Notably, not all CPA’s can do the audit and sign on the financial statements. In general, a CPA must be duly accredited by the Board of Accountancy-Philippine Regulation Commission (BOA) and by the BIR as tax agent. In some industries like banks and financial institutions, accreditation of the Securities and Exchange Commission (SEC), or cooperatives, accreditation by the Cooperative Development Authority (CDA), or insurance and related companies, accreditation by the Insurance Commission.

If the audited financial statements would be signed by a non-accredited CPA, the taxpayer will be penalized and the CPA may be reprimanded, or worst, license could be revoked. The taxpayer could not rely heavily on the misrepresentation of the CPA, if any that it is duly accredited, so it has to exert effort to assure that the CPA is indeed, duly accredited.(Post viewed 5013 times)

9 Responses to “BIR Audited Financial Statements, when mandatory?”

  1. Celi says:

    you have done a marvelous job by providing this post. it will help a lot the people who are searching for information. thanks for sharing.

  2. Adele says:

    how exciting! i have really enjoyed reading this post. you guys have built a great community!

  3. Nel says:

    Can a CPA who is BOA accredited only signed the financial statements? Or does the CPA also have to be BIR accredited? Thanks!

  4. TaxAcctgCenter says:

    Nel, for BIR purposs, it has to be a BIR Tax Agent. Thanks.
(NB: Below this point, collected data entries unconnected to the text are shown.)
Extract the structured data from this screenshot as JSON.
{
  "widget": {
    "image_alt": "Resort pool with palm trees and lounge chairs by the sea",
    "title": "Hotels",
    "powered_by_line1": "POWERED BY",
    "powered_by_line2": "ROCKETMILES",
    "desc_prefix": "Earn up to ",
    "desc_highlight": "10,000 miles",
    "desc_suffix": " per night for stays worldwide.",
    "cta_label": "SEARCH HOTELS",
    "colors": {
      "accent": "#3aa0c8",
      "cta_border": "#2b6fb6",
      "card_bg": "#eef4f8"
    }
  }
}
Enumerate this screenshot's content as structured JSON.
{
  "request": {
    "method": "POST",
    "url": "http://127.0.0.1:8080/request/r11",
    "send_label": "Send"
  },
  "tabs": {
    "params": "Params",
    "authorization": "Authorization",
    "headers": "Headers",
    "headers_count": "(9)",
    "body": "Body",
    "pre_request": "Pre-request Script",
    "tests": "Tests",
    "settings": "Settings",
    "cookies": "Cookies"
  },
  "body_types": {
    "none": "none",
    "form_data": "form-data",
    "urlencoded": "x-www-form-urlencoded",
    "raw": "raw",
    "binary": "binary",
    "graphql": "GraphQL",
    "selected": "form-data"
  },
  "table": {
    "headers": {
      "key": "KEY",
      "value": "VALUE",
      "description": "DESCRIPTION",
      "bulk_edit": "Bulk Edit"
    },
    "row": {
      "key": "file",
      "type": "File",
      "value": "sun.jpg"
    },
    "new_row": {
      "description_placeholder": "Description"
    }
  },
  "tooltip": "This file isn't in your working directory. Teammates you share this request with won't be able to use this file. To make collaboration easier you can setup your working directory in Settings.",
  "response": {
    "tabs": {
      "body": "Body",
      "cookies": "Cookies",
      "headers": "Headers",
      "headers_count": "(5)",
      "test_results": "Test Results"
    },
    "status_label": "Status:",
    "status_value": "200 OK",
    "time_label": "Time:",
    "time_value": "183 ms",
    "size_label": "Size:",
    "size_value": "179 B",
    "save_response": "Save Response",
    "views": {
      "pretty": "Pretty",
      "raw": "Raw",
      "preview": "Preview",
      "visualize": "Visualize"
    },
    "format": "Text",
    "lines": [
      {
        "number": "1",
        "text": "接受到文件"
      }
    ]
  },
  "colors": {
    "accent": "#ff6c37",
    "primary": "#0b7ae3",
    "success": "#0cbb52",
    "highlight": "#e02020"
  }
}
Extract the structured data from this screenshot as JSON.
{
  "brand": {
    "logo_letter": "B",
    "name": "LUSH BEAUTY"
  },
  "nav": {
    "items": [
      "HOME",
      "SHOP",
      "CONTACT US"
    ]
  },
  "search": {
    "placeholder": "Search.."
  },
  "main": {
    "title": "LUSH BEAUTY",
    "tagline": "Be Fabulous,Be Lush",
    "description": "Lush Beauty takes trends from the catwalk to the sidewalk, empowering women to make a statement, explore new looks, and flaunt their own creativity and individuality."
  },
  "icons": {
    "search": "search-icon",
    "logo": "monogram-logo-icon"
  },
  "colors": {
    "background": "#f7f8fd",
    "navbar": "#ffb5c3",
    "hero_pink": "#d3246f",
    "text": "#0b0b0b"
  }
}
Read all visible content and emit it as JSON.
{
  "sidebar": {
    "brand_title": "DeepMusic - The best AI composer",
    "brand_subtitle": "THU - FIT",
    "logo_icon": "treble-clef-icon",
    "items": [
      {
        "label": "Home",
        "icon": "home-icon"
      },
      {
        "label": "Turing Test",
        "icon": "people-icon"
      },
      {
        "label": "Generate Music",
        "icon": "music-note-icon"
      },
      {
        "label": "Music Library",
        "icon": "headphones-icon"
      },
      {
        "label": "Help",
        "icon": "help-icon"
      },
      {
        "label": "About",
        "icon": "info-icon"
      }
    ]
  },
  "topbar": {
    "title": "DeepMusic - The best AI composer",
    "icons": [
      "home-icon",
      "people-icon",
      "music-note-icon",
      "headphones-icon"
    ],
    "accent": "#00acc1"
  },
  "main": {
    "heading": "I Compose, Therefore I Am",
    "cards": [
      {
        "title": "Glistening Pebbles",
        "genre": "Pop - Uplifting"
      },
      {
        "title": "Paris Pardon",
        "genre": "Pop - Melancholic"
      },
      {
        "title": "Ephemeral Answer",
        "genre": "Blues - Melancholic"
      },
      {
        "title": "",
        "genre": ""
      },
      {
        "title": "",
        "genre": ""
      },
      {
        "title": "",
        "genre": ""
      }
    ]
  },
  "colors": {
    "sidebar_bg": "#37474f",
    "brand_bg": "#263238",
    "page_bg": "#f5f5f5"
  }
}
  5. Gregor Timothy Marcaida says:

    What is the basis of BIR of requiring Financial Statements of Companies/ Individuals to be audited by CPAs accredited by the BIR as Tax Agent? The RR on the implementation sounds vague

  6. Gregor Timothy Marcaida says:

    the RR only mentioned that Companies/ Individuals to deal with BIR Accredited individuals for transactions, it doesn’t particularly mention that issuers of Audited Financial statements be accredited with BIR

  7. TaxAcctgCenter says:

    Hi Gregor. It is part of BIR’s function to administer and implement the Tax Code. It has issued quite a number of RRs on Tax Agents to implement its power register and accredit tax agents.

  8. jas says:

    So, instead of filing an AFS, what must I file?